After studying business administration, he built photovoltaic systems in his uncle’s company and bought the solar modules from BYD in China. As a father Josef Feilmeier In 2011, when he wanted to use solar energy to operate his animal feed warehouse, he needed a power storage system. The stubborn father wanted to remain independent and not feed his electricity into the grid.
Back then, there was no electricity storage system without a connection to the grid. So Franz-Josef Feilmeier founded his own company at the age of 28, had the storage units built by BYD and sold them in Germany. He rented an office in Deggendorf, there was space for testing and development in his father’s garage.

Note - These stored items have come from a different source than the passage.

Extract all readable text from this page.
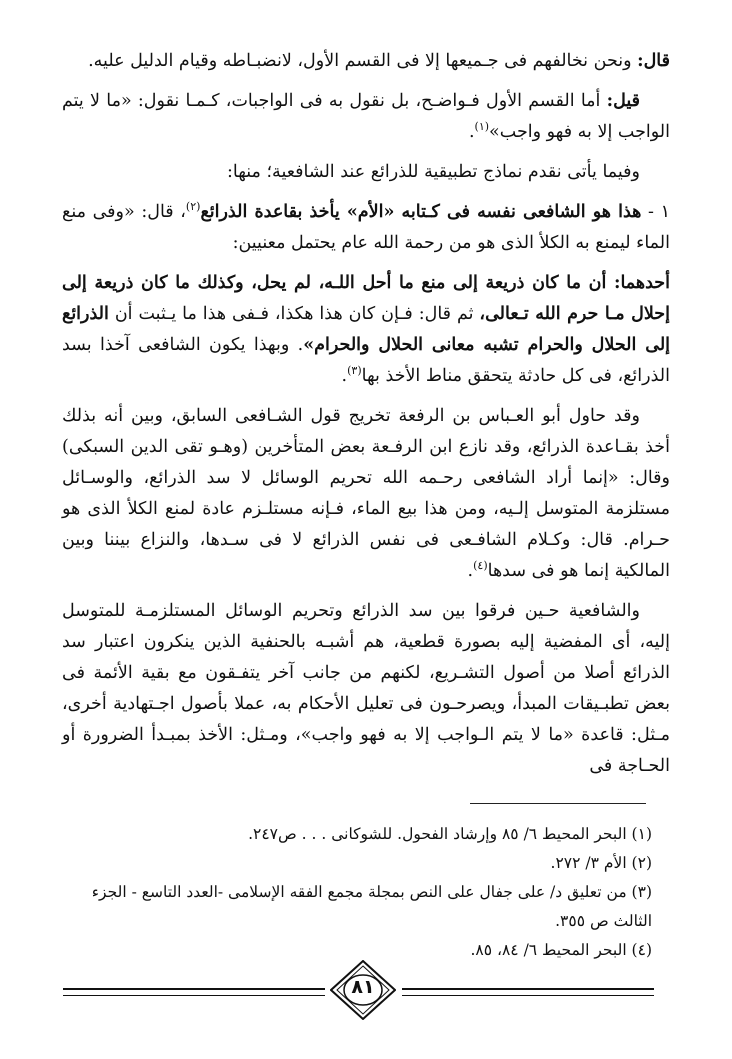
قال: ونحن نخالفهم فى جـميعها إلا فى القسم الأول، لانضبـاطه وقيام الدليل عليه.

قيل: أما القسم الأول فـواضـح، بل نقول به فى الواجبات، كـمـا نقول: «ما لا يتم الواجب إلا به فهو واجب»$^{(١)}$.

وفيما يأتى نقدم نماذج تطبيقية للذرائع عند الشافعية؛ منها:

١ - هذا هو الشافعى نفسه فى كـتابه «الأم» يأخذ بقاعدة الذرائع$^{(٢)}$، قال: «وفى منع الماء ليمنع به الكلأ الذى هو من رحمة الله عام يحتمل معنيين:

أحدهما: أن ما كان ذريعة إلى منع ما أحل اللـه، لم يحل، وكذلك ما كان ذريعة إلى إحلال مـا حرم الله تـعالى، ثم قال: فـإن كان هذا هكذا، فـفى هذا ما يـثبت أن الذرائع إلى الحلال والحرام تشبه معانى الحلال والحرام». وبهذا يكون الشافعى آخذا بسد الذرائع، فى كل حادثة يتحقق مناط الأخذ بها$^{(٣)}$.

وقد حاول أبو العـباس بن الرفعة تخريج قول الشـافعى السابق، وبين أنه بذلك أخذ بقـاعدة الذرائع، وقد نازع ابن الرفـعة بعض المتأخرين (وهـو تقى الدين السبكى) وقال: «إنما أراد الشافعى رحـمه الله تحريم الوسائل لا سد الذرائع، والوسـائل مستلزمة المتوسل إلـيه، ومن هذا بيع الماء، فـإنه مستلـزم عادة لمنع الكلأ الذى هو حـرام. قال: وكـلام الشافـعى فى نفس الذرائع لا فى سـدها، والنزاع بيننا وبين المالكية إنما هو فى سدها$^{(٤)}$.

والشافعية حـين فرقوا بين سد الذرائع وتحريم الوسائل المستلزمـة للمتوسل إليه، أى المفضية إليه بصورة قطعية، هم أشبـه بالحنفية الذين ينكرون اعتبار سد الذرائع أصلا من أصول التشـريع، لكنهم من جانب آخر يتفـقون مع بقية الأئمة فى بعض تطبـيقات المبدأ، ويصرحـون فى تعليل الأحكام به، عملا بأصول اجـتهادية أخرى، مـثل: قاعدة «ما لا يتم الـواجب إلا به فهو واجب»، ومـثل: الأخذ بمبـدأ الضرورة أو الحـاجة فى

(١) البحر المحيط ٦/ ٨٥ وإرشاد الفحول. للشوكانى . . . ص٢٤٧.

(٢) الأم ٣/ ٢٧٢.

(٣) من تعليق د/ على جفال على النص بمجلة مجمع الفقه الإسلامى -العدد التاسع - الجزء الثالث ص ٣٥٥.

(٤) البحر المحيط ٦/ ٨٤، ٨٥.

٨١
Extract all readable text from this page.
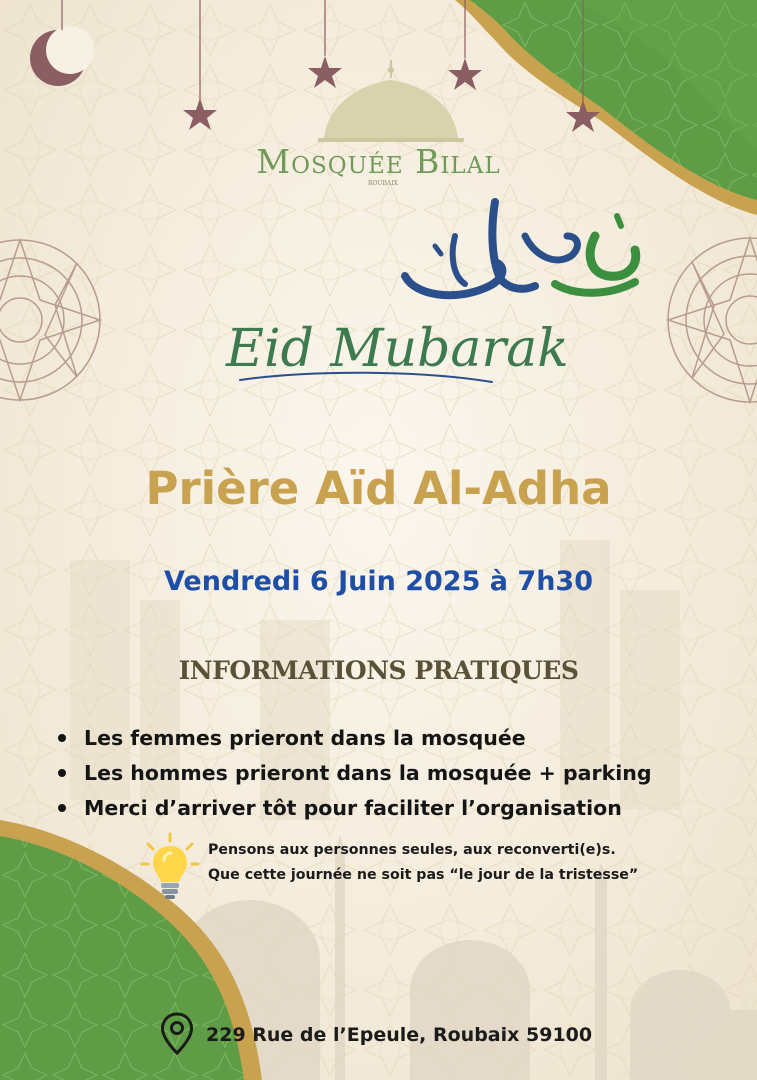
Mosquée Bilal
ROUBAIX
عيد مبارك
Eid Mubarak
Prière Aïd Al-Adha
Vendredi 6 Juin 2025 à 7h30
INFORMATIONS PRATIQUES
Les femmes prieront dans la mosquée
Les hommes prieront dans la mosquée + parking
Merci d’arriver tôt pour faciliter l’organisation
Pensons aux personnes seules, aux reconverti(e)s.
Que cette journée ne soit pas “le jour de la tristesse”
229 Rue de l’Epeule, Roubaix 59100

The technical breakthrough came with storage from BYD, which was further developed accordingly. When Fenecon wanted to produce under its own name and concluded contracts with its competitor CATL, BYD withdrew. “It was almost like a broken love,” Feilmeier remembers. Feilmeier could not have imagined how great the need for battery recycling solutions would be among car manufacturers.
The next step in evolution only came about after a request from DHL. Would Fenecon also be able to use used batteries from its e-street scooter fleet in power storage systems? Feilmeier agreed, even though it was new territory. “Suddenly we had to be able to do it.” Belong today BMW and Renault to the customer base.
Don’t be afraid to make political statements
“It sounds stupid, but I’m a yes man” says Feilmeier. For him that means seizing opportunities. When it comes to his core topic, he doesn’t shy away from political debate. He gave a speech at a demo against the Bavarian Economics Minister Hubert Aiwanger (52; Free Voters), who had railed against the federal government and the heating law in front of 13,000 people in Erding.
At election campaign appointments in Aiwanger Lower Bavaria constituency, Feilmeier defended his vision of renewables. He is building a wind turbine at the new Iggensbach location. “The first in the area,” he says proudly. He is a member of the CDU Economic Council and the Green Economic Dialogue, both economic interest groups in Berlin. An FDP Bundestag delegation who believes in the future of nuclear power recently visited him. Feilmeier tried to convince them that electricity from renewable sources was safe, cost effective and clean.